Quality Assurance in Formulation Design and Development

QUALITY ASSURANCE IN FORMULATION DESIGN AND DEVELOPMENT

The risk of microbial infection and spoilage arising from microbial contamination during manufacture, storage and use could be eliminated by presenting all medicines in sterile, impervious, single-dosage units. However, the high cost of this strategy restricts its use to situations where there is a high risk of consequent infection from any contaminants. Where the risk is assessed as much lower, less efficient but less expensive strategies are adopted. The high risk of infection by contaminants in parenteral medicines, combined with concerns about the systemic toxicity of preservatives, almost always demands sterile single-dosage units. With eye drops for domestic use the risks are perceived to be lower, and sterile multidose products with preservatives to combat the anticipated in-use contamination are accepted; sterile single-dose units are more common in hospitals where there is an increased risk of infection. Oral and topical routes of administration are generally perceived to present relatively low risks of infection and the emphasis is more on the control of microbial content during manufacture and subsequent protection of the formulation from chemical and physico-chemical spoilage.
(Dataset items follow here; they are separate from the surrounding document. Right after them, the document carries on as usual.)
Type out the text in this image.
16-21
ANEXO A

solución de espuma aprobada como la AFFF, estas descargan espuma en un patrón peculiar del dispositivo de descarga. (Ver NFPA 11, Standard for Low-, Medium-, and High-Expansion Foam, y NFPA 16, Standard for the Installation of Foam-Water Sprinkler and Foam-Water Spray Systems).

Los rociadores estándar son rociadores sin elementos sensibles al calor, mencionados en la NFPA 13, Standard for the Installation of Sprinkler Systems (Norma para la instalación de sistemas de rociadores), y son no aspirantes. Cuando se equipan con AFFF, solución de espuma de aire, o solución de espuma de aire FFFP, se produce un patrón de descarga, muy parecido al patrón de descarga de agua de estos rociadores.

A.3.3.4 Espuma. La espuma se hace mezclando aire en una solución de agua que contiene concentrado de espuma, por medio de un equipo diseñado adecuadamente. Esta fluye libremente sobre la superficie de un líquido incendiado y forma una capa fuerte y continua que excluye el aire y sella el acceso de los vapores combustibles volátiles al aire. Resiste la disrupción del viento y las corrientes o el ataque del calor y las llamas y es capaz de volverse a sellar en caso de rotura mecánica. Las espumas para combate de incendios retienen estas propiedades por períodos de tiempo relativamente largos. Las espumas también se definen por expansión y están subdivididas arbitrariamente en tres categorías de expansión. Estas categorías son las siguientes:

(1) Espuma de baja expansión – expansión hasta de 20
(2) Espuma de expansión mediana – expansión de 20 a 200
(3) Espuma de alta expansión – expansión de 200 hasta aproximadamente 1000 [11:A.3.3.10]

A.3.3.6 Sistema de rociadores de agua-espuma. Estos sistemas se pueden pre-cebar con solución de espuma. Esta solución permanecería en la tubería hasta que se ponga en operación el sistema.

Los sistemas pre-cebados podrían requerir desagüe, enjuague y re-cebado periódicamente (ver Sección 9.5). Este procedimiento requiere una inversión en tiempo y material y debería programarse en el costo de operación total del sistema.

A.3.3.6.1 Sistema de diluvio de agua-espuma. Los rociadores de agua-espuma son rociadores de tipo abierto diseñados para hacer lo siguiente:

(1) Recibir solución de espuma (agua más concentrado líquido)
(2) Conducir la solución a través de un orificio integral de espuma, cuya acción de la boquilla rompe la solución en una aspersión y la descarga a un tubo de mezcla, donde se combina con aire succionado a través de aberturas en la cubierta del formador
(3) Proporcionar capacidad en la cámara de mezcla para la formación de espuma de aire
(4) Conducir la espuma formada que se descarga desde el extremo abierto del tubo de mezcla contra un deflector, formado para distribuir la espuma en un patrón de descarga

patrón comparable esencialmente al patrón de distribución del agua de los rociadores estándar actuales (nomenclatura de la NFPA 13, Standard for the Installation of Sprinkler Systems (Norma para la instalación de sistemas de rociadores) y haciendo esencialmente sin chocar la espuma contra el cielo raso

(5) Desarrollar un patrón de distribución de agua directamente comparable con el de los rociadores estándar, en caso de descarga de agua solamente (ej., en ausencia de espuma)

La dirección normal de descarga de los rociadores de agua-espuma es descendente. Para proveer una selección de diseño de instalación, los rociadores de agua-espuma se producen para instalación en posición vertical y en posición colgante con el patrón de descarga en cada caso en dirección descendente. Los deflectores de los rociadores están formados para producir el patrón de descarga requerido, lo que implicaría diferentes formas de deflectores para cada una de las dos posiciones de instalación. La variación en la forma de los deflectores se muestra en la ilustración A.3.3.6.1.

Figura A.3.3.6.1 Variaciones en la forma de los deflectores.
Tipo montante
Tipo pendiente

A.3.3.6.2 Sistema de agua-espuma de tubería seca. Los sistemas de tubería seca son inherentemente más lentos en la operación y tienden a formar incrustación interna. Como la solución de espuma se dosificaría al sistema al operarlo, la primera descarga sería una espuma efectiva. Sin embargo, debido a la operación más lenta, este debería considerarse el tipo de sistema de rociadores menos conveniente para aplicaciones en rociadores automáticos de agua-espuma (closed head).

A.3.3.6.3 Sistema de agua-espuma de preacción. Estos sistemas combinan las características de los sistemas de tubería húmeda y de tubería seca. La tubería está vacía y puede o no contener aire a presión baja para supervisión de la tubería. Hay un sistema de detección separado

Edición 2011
As part of the design process, it is necessary to include features in the formulation and delivery system that provide as much suitable protection as possible against microbial contamination and spoilage. Owing to potential toxicity and irritancy problems, antimicrobial preservatives should only be considered where there is clear evidence of positive benefit. Manipulation of physico-chemical parameters, such as A_w, the elimination of particularly susceptible ingredients (e.g. natural ingredients such as tragacanth powder, used as a thickening agent), the selection of a preservative or the choice of container may individually and collectively contribute significantly to overall medicine stability. For ‘dry’ dosage forms where their very low A_w provides protection against microbial attack, the moisture vapour properties of packaging materials require careful examination.

Preservatives are intended to offer further protection against environmental microbial contaminants. However, as they are relatively non-specific in their reactivity, it is difficult to calculate with any certainty what proportion of preservative added to all but the simplest medicine will be available for inactivating such contamination. Laboratory tests have been devised to challenge the product with an artificial bioburden. Such tests should form part of formulation development and stability trials to ensure that suitable activity is likely to remain throughout the life of the product. They are not normally used in routine manufacturing QC.

Some ‘preservative challenge tests’ (preservative efficacy tests) add relatively large inocula of various laboratory cultures to aliquots of the product and determine their rate of inactivation by viable counting methods (single challenge tests), while others reinoculate repeatedly at set intervals, monitoring the efficiency of inactivation until the system fails (multiple challenge test). This latter technique may give a better estimate of the preservative capacity of the system than the single challenge approach, but is both time-consuming and expensive. Problems arise when deciding whether the observed performance in such tests gives reliable predictions of real in-use efficacy. Although test organisms should bear some similarity in type and spoilage potential to those met in use, it is known that repeated cultivation on conventional microbiological media (nutrient agar, etc.) frequently results in reduced virulence of strains. Attempts to maintain spoilage activity by inclusion of formulation ingredients in culture media give varied results. Some manufacturers have been able to maintain active spoilage strains by cultivation in unpreserved, or diluted aliquots, of formulations.

The British Pharmacopoeia and the European Pharmacopoeia describe a single challenge preservative test that routinely uses four test organisms (two bacteria, a yeast and a mould), none of which has any significant history of spoilage potential and which are cultivated on conventional media. However, extension of the basic test is recommended in some situations, such as the inclusion of an osmotolerant yeast if it is thought such in-use spoilage might be a problem. Despite its accepted limitations and the cautious indications given as to what the tests might suggest about a formulation, the test does provide some basic, but useful indicators of likely in-use stability. UK product licence applications for preserved medicines must demonstrate that the formulation at least meets the preservative efficacy criteria of the British Pharmacopoeia or a similar test.

The concept of the D-value as used in sterilization technology  has been applied to the interpretation of challenge testing. Expression of the rate of microbial inactivation in a preserved system in terms of a D-value enables estimation of the nominal time to achieve a prescribed proportionate level of kill. Problems arise, however, when trying to predict the behaviour of very low levels of survivors, and the method has its critics as well as its advocates.